When night came they were dry again, and youth had taken no harm. The next day they struck an Indian trail, but both Willet and Tayoga said it had been made by less than a dozen warriors, and that they were going north.
“It’s my belief,” said Willet, “that they were warriors from the Ohio country on their way to join the French along the Canadian border.”
“And they’re not staying to meet us,” said Colden. “I’m afraid, Will, it’ll be some time before you have a chance to show your unbottled Quaker valor.”
“Perhaps not so long as you think,” replied Wilton, who had plenty of penetration. “I don’t claim to be any great forest rover, although I do think I’ve learned something since I left Philadelphia, but I imagine that our building of a fort in the woods will draw ’em.

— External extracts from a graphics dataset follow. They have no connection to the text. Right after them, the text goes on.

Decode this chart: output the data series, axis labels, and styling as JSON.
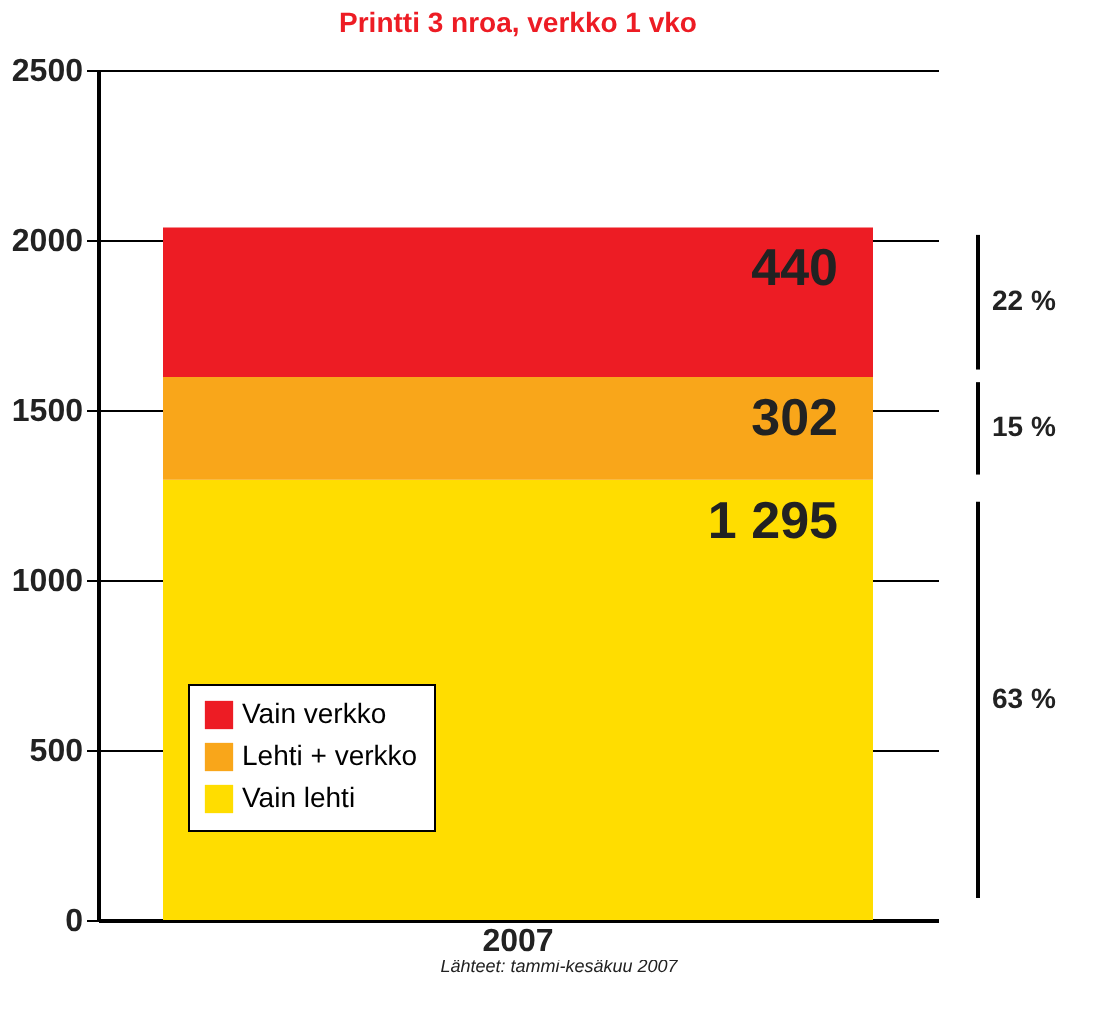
{
  "chart_data": {
    "type": "bar",
    "title": "Printti 3 nroa, verkko 1 vko",
    "categories": [
      "2007"
    ],
    "stacked": true,
    "series": [
      {
        "name": "Vain lehti",
        "color": "#ffdd00",
        "values": [
          1295
        ],
        "value_labels": [
          "1 295"
        ]
      },
      {
        "name": "Lehti + verkko",
        "color": "#f9a61a",
        "values": [
          302
        ],
        "value_labels": [
          "302"
        ]
      },
      {
        "name": "Vain verkko",
        "color": "#ed1c24",
        "values": [
          440
        ],
        "value_labels": [
          "440"
        ]
      }
    ],
    "ylim": [
      0,
      2500
    ],
    "yticks": [
      0,
      500,
      1000,
      1500,
      2000,
      2500
    ],
    "grid": "y",
    "legend": "bottom left",
    "annotations": [
      "22 %",
      "15 %",
      "63 %",
      "Lähteet: tammi-kesäkuu 2007"
    ]
  }
}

The Indian runners will soon be carrying the news of it, and then they’ll cluster around us like flies seeking sugar.”
“You’re right, Mr. Wilton,” said Willet. “After we build this fort it’s as sure as the sun is in the heavens that we’ll have to fight for it.”
Two days later they reached the site for their little fortress which they named Fort Refuge, because they intended it as a place in which harried settlers might find shelter. It was a hill near a large creek, and the source of a small brook lay within the grounds they intended to occupy, securing to them an unfailing supply of good water in case of siege.
Now, the young soldiers entered upon one of the most arduous tasks of the war, to build a fort, which was even more trying to them than battle. Arms and backs ached as Colden, Wilton and Carson, advised by Willet, drove them hard. A strong log blockhouse was erected, and then a stout palisade, enclosing the house and about an acre of ground, including the precious spring which spouted from under a ledge of stone at the very wall of the blockhouse itself. Behind the building they raised a shed in which the horses could be sheltered, as all of them foresaw a long stay, dragging into winter with its sleet and snow, and it was important to save the animals.
Robert, Willet and Tayoga had a roving commission, and, as they could stay with Colden and his command as long as they chose, they chose accordingly to remain where they thought they could do the most good. Robert took little part in the hunting, but labored with the soldiers on the building, although it was not the kind of work to which his mind turned.
The blockhouse itself, was divided into a number of rooms, in which the soldiers who were not on guard could sleep, and they had blankets and the skins of the larger animals the hunters killed for beds. Venison jerked in great quantities was stored away in case of siege, and the whole forest was made to contribute to their larder. The work was hard, but it toughened the sinews of the young soldiers, and gave them an occupation in which they were interested. Before it was finished they were joined by another small detachment with loaded pack horses, which by the same kind of miracle had come safely through the wilderness. Colden now had a hundred men, fifty horses and powder and lead for all the needs of which one could think.